On Tue, Jun 25, 2013 at 12:55 PM, Robert Haas <robertmhaas@gmail.com> wrote:
> Let me back up a minute. You told the OP that he could make hash
> partitioning by writing his own constraint and trigger functions. I
> think that won't work. But I'm happy to be proven wrong. Do you have
> an example showing how to do it?
>
> Here's why I think it WON'T work:
>
> rhaas=# create table foo (a int, b text);
> CREATE TABLE
> rhaas=# create table foo0 (check ((a % 16) = 0)) inherits (foo);
> CREATE TABLE
> rhaas=# create table foo1 (check ((a % 16) = 1)) inherits (foo);
> CREATE TABLE
> rhaas=# create table foo2 (check ((a % 16) = 2)) inherits (foo);
> CREATE TABLE
> rhaas=# create table foo3 (check ((a % 16) = 3)) inherits (foo);
> CREATE TABLE
> rhaas=# explain select * from foo where a = 1;
> QUERY PLAN
> ------------------------------------------------------------
> Append (cost=0.00..101.50 rows=25 width=36)

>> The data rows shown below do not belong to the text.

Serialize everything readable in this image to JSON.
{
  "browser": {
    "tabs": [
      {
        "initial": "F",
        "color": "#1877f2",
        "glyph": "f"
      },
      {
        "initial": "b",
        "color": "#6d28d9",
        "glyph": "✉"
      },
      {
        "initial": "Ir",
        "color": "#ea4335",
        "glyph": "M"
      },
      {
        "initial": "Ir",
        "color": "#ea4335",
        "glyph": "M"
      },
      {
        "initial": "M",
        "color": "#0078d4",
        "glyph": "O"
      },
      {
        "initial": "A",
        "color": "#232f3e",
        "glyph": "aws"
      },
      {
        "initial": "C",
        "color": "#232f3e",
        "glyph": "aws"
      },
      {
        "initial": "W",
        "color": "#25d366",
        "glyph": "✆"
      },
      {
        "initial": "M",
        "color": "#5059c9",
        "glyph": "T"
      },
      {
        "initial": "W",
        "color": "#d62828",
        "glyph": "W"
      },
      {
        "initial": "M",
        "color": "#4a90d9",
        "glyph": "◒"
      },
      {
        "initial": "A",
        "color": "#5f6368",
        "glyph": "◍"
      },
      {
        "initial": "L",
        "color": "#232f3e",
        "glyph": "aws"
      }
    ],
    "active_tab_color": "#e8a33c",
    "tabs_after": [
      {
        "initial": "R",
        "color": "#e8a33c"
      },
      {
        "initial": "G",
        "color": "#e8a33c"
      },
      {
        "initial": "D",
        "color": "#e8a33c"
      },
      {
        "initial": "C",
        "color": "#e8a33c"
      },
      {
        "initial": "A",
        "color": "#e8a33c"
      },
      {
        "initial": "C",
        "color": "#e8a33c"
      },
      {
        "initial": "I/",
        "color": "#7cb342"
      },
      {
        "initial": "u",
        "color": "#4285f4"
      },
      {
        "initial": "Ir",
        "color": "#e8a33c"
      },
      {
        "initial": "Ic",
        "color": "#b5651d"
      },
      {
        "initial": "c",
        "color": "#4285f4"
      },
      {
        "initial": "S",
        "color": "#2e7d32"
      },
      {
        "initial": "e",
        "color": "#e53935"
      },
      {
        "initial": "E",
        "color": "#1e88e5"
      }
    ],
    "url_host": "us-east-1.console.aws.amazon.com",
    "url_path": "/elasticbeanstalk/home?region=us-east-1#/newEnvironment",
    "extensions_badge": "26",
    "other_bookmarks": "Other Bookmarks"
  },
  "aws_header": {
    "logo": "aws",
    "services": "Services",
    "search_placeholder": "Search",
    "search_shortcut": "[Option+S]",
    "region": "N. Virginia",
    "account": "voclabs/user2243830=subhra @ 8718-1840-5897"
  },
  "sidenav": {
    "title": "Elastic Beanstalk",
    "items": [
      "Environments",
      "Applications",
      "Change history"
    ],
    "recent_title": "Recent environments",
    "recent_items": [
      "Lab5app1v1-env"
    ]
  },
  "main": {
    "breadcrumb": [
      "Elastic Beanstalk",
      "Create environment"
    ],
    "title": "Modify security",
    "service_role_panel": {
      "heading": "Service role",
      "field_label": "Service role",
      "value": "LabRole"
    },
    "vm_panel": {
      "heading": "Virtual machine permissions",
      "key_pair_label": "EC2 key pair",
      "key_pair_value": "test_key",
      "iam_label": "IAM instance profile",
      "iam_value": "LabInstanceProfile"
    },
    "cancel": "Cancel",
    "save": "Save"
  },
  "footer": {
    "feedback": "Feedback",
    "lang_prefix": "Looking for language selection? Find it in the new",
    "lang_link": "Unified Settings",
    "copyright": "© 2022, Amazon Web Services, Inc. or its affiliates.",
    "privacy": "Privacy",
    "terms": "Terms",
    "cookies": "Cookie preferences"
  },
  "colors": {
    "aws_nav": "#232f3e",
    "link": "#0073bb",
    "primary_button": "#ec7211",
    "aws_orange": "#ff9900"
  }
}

> -> Seq Scan on foo (cost=0.00..0.00 rows=1 width=36)
> Filter: (a = 1)
> -> Seq Scan on foo0 (cost=0.00..25.38 rows=6 width=36)
> Filter: (a = 1)
> -> Seq Scan on foo1 (cost=0.00..25.38 rows=6 width=36)
> Filter: (a = 1)
> -> Seq Scan on foo2 (cost=0.00..25.38 rows=6 width=36)
> Filter: (a = 1)
> -> Seq Scan on foo3 (cost=0.00..25.38 rows=6 width=36)
> Filter: (a = 1)
> (11 rows)
>
> Notice we get a scan on every partition. Now let's try it with no
> modulo arithmetic, just a straightforward one-partition-per-value:
>
> rhaas=# create table foo (a int, b text);
> CREATE TABLE
> rhaas=# create table foo0 (check (a = 0)) inherits (foo);
> CREATE TABLE
> rhaas=# create table foo1 (check (a = 1)) inherits (foo);
> CREATE TABLE
> rhaas=# create table foo2 (check (a = 2)) inherits (foo);
> CREATE TABLE
> rhaas=# create table foo3 (check (a = 3)) inherits (foo);
> CREATE TABLE
> rhaas=# explain select * from foo where a = 1;
Did you try "select * from foo where (a % 16) = (1::int % 16)"?
A few views I have that span multiple "partitions" (in quotes since
they're not exactly partitions, but close), I can make constraint
exclusion work if I match the expression EXACTLY, including types
(I've posted a few questions about this to pg-performance).